When asked why, Williams replied: “I’d like to be part of the solution.”

Williams addressed some of the issues in Wainstein’s report after his team’s exhibition game Friday night and reiterated he did nothing improper when he spoke with reporters Wednesday.

The NCAA has reopened its probe into academic misconduct in Chapel Hill, but Williams wouldn’t speculate on possible sanctions such as vacated wins or championships. The school is also facing renewed questions from its accreditation agency.

“I have no idea what’s going to happen,” he said. “I have no timetable. I know what I can do, and what I can do is I can go to practice tomorrow and try to coach like crazy and try to give my kids guidance and let my kids know that I care about them. That’s what I can do.”

LONG BEACH STATE

Monson, 49ers agree to contract extension: In Long Beach, Calif., Long Beach State basketball coach Dan Monson has agreed to a five-year contract extension through the 2018-19 season.
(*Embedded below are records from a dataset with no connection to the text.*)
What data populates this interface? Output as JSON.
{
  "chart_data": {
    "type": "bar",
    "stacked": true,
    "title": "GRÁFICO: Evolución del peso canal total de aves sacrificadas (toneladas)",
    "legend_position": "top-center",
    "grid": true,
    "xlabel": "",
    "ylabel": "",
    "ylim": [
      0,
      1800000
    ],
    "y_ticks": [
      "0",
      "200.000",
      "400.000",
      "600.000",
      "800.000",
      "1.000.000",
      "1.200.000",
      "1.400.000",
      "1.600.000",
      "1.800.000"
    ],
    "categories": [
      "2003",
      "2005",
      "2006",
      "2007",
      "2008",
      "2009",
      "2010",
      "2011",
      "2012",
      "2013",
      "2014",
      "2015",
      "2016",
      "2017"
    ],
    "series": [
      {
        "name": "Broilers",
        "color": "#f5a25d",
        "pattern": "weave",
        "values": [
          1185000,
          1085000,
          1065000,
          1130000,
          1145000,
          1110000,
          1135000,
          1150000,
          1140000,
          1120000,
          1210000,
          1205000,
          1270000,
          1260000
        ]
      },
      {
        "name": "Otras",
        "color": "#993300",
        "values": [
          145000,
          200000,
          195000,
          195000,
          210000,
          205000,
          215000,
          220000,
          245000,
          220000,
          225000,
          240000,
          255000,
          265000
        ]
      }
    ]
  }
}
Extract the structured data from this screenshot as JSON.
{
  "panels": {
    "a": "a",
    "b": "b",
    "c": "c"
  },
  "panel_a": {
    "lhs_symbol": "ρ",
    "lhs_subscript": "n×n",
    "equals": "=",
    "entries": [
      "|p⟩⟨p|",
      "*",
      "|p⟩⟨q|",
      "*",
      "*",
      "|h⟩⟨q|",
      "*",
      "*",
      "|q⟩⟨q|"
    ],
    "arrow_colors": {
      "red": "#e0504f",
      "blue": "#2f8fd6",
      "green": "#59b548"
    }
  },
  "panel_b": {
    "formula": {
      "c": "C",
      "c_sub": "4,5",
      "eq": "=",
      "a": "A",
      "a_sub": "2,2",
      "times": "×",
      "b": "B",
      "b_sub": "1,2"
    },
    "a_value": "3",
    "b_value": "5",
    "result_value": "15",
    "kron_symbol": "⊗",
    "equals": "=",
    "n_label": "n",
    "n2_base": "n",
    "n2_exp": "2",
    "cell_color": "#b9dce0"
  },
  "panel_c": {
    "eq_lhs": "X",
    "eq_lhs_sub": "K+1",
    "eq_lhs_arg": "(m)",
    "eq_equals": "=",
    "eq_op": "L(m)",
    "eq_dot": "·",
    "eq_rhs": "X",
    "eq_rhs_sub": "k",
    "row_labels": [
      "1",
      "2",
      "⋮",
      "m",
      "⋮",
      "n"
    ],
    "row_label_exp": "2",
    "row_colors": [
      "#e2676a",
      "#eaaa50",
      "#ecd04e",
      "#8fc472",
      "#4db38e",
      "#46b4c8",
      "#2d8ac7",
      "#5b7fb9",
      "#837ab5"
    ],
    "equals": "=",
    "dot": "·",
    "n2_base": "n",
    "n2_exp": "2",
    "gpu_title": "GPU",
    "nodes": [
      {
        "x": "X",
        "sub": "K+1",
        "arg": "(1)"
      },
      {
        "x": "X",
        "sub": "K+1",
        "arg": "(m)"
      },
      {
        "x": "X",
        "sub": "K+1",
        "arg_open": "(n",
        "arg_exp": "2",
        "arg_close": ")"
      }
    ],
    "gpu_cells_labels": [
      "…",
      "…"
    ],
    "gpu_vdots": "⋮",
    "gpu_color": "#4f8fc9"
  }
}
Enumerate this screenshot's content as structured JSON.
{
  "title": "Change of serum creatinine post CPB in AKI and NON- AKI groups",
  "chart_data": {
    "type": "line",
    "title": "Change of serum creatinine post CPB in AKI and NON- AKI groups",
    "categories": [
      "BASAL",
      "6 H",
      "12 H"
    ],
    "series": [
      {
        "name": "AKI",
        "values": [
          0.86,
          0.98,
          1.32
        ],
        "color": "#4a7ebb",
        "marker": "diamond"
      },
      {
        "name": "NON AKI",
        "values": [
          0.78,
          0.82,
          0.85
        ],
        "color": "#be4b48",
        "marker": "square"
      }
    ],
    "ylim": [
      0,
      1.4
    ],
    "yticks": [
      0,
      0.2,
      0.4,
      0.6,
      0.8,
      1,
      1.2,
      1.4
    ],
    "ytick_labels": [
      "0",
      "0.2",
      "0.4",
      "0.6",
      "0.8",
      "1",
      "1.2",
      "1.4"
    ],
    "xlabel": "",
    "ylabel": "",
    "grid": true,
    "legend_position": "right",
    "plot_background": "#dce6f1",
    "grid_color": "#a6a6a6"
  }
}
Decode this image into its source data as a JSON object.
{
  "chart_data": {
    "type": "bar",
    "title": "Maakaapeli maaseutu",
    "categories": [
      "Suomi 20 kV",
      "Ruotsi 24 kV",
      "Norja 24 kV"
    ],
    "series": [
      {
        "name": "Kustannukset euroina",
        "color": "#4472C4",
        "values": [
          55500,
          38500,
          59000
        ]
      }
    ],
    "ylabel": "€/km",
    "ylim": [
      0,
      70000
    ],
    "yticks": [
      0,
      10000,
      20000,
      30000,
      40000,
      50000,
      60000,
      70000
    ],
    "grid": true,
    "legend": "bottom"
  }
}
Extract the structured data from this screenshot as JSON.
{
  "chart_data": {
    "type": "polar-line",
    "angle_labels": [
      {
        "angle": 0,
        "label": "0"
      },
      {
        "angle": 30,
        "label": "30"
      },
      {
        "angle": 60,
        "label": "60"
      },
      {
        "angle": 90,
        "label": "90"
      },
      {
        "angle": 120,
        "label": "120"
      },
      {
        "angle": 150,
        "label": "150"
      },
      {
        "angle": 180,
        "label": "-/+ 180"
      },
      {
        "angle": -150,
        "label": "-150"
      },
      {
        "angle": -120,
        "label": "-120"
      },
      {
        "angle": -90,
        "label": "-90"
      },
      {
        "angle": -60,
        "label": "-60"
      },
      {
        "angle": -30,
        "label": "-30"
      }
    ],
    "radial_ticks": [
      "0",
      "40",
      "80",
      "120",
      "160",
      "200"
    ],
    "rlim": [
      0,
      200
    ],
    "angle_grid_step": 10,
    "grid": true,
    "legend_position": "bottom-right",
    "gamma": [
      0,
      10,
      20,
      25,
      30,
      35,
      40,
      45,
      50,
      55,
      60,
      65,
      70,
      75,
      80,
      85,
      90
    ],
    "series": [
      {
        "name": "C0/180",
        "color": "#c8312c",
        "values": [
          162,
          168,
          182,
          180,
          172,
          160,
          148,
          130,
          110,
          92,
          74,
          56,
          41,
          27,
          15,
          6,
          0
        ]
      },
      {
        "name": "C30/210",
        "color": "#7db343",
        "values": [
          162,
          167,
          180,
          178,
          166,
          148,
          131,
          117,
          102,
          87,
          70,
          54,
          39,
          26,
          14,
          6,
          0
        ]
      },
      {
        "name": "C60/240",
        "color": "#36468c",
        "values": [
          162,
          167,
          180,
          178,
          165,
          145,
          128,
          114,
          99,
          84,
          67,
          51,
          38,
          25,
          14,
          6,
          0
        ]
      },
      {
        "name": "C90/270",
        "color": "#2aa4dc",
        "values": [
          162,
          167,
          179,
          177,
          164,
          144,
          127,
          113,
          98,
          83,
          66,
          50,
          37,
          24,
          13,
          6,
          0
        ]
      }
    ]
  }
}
The school announced deal Wednesday.

Monson led the Long Beach State to a 15-17 record last season and is 119-108 in seven seasons with the 49ers, leaving him four victories short of Jerry Tarkanian’s school record of 123 victories. Monson’s team have won three Big West titles and played in the 2012 NCAA tournament.

Monson has a career record of 289-231 in 17 seasons at Gonzaga, Minnesota and Long Beach State.

The 49ers will open the season Nov. 14 at BYU.

BALL STATE

Guard Davis out 8 to 10 weeks with foot injury: In Muncie, Indiana, Ball state guard Jeremiah Davis will miss eight to 10 weeks after undergoing surgery on his right foot, coach James Whitford said Wednesday.

Davis, a junior, was injured in practice Tuesday. The Cardinals open the season Nov. 14 at Utah.

Davis, a native of Muncie where Ball State is located, decided to transfer from the University of Cincinnati after his family was displaced last year by a house fire last year. After moving back in December, he sat out the second half of last season. The NCAA granted him a waiver so he could compete immediately.

Davis averaged 2.5 points and 0.9 rebounds as a freshman with the Bearcats, but a wrist injury limited him to four games as a sophomore and he played in only six games last season.

MOUNT ST. JOSEPH WOMEN

Two Bengals accept Hill’s layup challenge: In Cincinnati, Bengals quarterback Andy Dalton and left tackle Andrew Whitworth accepted Lauren Hill’s challenge to make a dizzy layup and help raise money for research into her type of brain cancer.

The freshman at Division III Mount St. Joseph was diagnosed a year ago and has only months to live. The NCAA has allowed the school to move up its opening game to Sunday because of her condition.

Although she’s right-handed, Hill has to shoot with her left hand because the tumor has affected her coordination. Also, she can’t move her head side-to-side because it makes her dizzy.

The Bengals players spun five times and made a layup with their non-dominant hand on Tuesday at Paul Brown Stadium. Participants can donate $10 to cancer research.